Then the functionality of allocating system memory for a specific device or devices should be something provided by the MM.
And finally making this memory or any other CPU address accessible to a device (IOMMU programming etc..) should then be part of an DMA API.
Remember that actually making the memory accessible to a device often needs to be handled already as a part of the allocation (e.g. dma_mask in the non-IOMMU case). So I tend to think that the current division of responsibilities is mostly fine - the dma_alloc family should be seen as a part of MM already, especially with all the recent improvements from Christoph, like dma_alloc_pages().
Yes, that's indeed a very interesting development which as far as I can see goes into the right direction.
That said, it may indeed make sense to move things like IOMMU mapping management out of the dma_alloc() and just reduce those functions to simply returning a set of pages that satisfy the allocation constraints. One would need to call dma_map() after the allocation, but that's actually a fair expectation. Sometimes it might be preferred to pre-allocate the memory, but only map it into the device address space when it's really necessary.
What I'm still missing is the functionality to allocate pages for multiple devices and proper error codes when dma_map() can't make the page accessible to a device.
Regards, Christian.
>> It's a use-case that is working fine today with many devices (e.g. network >> adapters) in the ARM world, exactly because the architecture specific >> implementation of the DMA API inserts the cache maintenance operations >> on buffer ownership transfer. > Yeah, I'm perfectly aware of that. The problem is that exactly that > design totally breaks GPUs on Xen DOM0 for example. > > And Xen is just one example, I can certainly say from experience that > this design was a really really bad idea because it favors just one use > case while making other use cases practically impossible if not really > hard to implement. Sorry, I haven't worked with Xen. Could you elaborate what's the problem that this introduces for it?

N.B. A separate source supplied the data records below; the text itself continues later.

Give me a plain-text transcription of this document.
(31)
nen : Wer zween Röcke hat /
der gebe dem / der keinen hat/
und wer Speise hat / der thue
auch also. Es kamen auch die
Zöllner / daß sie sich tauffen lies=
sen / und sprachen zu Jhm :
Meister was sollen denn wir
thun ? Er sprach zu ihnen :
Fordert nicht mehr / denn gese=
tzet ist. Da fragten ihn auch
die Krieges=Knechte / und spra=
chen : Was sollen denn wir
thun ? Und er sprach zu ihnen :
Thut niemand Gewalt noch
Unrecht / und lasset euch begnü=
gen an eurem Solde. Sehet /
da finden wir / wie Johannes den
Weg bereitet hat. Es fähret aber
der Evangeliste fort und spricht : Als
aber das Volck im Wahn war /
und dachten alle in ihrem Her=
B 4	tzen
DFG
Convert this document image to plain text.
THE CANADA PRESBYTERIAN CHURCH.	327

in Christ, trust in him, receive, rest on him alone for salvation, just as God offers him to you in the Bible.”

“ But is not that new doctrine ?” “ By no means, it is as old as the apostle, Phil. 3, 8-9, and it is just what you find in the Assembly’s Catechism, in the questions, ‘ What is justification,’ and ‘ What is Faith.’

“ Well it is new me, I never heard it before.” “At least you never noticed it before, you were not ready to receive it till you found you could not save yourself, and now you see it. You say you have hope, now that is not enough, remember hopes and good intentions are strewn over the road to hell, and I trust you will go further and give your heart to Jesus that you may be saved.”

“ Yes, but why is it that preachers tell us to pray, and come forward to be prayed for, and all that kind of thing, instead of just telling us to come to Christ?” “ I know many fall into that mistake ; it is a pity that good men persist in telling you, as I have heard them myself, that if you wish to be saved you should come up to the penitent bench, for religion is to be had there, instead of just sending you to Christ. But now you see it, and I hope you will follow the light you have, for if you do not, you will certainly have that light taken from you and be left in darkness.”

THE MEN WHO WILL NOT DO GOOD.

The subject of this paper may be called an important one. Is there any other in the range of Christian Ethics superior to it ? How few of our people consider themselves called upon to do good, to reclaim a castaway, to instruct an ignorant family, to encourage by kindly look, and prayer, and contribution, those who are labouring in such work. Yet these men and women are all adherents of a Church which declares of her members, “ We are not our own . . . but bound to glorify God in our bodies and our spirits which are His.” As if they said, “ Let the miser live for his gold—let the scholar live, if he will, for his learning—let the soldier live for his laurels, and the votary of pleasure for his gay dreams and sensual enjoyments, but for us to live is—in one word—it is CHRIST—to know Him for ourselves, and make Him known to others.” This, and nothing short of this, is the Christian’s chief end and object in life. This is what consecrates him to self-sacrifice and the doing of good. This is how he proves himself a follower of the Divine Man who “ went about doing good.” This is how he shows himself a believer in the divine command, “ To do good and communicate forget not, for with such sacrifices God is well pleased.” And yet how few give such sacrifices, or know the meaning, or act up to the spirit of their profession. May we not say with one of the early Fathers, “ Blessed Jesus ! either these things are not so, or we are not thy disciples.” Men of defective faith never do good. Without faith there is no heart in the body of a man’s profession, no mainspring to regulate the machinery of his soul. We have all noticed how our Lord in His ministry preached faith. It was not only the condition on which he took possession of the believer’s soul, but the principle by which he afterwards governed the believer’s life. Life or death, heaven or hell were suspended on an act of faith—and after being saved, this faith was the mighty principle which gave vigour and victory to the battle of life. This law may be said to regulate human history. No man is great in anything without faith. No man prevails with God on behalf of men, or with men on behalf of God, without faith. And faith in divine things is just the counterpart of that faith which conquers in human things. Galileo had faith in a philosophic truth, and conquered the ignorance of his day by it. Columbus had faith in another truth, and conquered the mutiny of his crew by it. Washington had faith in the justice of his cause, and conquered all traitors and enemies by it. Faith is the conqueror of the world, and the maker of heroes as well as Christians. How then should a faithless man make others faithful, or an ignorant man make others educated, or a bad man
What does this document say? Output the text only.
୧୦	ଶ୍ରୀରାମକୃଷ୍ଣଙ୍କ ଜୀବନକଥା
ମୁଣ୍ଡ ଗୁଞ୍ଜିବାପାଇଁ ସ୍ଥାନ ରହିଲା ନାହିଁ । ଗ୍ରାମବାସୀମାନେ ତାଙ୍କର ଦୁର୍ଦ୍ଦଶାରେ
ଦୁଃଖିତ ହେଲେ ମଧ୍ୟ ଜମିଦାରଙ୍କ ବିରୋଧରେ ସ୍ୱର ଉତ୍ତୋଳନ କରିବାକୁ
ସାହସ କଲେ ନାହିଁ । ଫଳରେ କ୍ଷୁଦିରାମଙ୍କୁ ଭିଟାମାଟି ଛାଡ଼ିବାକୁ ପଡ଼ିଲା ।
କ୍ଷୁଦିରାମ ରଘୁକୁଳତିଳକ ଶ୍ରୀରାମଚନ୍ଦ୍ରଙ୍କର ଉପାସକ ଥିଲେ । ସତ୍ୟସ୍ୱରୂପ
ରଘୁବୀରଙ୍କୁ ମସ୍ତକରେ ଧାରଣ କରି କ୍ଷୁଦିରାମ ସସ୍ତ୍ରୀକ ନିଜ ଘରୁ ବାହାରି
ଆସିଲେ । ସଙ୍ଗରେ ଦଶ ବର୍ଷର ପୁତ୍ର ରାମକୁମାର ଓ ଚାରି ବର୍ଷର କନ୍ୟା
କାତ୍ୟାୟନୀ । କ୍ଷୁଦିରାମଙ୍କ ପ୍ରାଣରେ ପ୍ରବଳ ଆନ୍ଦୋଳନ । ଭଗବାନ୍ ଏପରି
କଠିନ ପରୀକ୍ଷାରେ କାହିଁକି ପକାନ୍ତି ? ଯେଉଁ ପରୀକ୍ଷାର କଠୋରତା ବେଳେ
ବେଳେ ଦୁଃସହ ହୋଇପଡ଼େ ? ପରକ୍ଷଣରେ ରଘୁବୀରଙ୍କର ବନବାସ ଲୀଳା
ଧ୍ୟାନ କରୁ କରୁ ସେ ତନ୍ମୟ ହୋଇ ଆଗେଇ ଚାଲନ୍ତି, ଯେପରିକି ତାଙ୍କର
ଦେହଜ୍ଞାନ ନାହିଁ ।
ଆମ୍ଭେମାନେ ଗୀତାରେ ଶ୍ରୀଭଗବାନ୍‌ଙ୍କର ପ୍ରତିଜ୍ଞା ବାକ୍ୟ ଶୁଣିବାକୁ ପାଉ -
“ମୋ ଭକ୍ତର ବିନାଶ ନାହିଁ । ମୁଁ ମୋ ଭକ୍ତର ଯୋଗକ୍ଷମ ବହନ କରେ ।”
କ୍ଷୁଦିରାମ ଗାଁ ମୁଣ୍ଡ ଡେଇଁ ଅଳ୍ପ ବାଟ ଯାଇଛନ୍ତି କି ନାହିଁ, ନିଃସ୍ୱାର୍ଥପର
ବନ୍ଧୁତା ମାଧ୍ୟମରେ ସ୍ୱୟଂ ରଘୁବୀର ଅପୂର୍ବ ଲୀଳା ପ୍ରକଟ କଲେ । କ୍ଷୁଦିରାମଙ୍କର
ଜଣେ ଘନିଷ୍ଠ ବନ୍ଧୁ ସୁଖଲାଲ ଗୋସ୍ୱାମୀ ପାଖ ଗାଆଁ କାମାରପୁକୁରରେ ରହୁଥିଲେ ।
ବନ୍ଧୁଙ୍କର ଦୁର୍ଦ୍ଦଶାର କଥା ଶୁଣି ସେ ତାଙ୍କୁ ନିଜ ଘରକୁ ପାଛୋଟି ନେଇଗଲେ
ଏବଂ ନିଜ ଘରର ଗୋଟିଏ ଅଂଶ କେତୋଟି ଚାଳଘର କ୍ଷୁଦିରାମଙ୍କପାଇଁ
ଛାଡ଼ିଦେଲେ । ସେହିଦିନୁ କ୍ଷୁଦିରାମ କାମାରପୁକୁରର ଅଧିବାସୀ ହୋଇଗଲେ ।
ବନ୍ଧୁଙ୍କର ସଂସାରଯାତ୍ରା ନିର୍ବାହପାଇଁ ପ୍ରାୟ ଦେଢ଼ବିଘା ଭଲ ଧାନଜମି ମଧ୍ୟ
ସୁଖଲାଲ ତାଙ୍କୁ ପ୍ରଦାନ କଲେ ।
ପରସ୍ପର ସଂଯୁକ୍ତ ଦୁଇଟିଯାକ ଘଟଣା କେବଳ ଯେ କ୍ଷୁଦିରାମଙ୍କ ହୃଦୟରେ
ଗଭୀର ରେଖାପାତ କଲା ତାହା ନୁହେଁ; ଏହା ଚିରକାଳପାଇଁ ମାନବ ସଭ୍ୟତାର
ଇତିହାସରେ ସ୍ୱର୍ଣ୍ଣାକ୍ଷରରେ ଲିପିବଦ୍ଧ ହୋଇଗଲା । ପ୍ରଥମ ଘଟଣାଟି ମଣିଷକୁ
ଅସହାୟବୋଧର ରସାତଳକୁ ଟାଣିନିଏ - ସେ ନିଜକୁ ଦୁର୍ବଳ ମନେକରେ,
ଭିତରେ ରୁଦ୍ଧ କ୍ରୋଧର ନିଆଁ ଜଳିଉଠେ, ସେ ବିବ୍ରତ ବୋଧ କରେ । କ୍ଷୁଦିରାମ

That's a bit longer topic. The AMD XEN devs are already working on this as far as I know. I can ping internally how far they got with sending the patches out to avoid this problem.
Hmm, I see. It might be a good data point to understand in which direction we should be going, but I guess we can wait until they send some patches.
There was just recently a longer thread on the amd-gfx mailing list about that. I think looking in there as well might be beneficial.
Okay, let me check. Thanks,
Best regards, Tomasz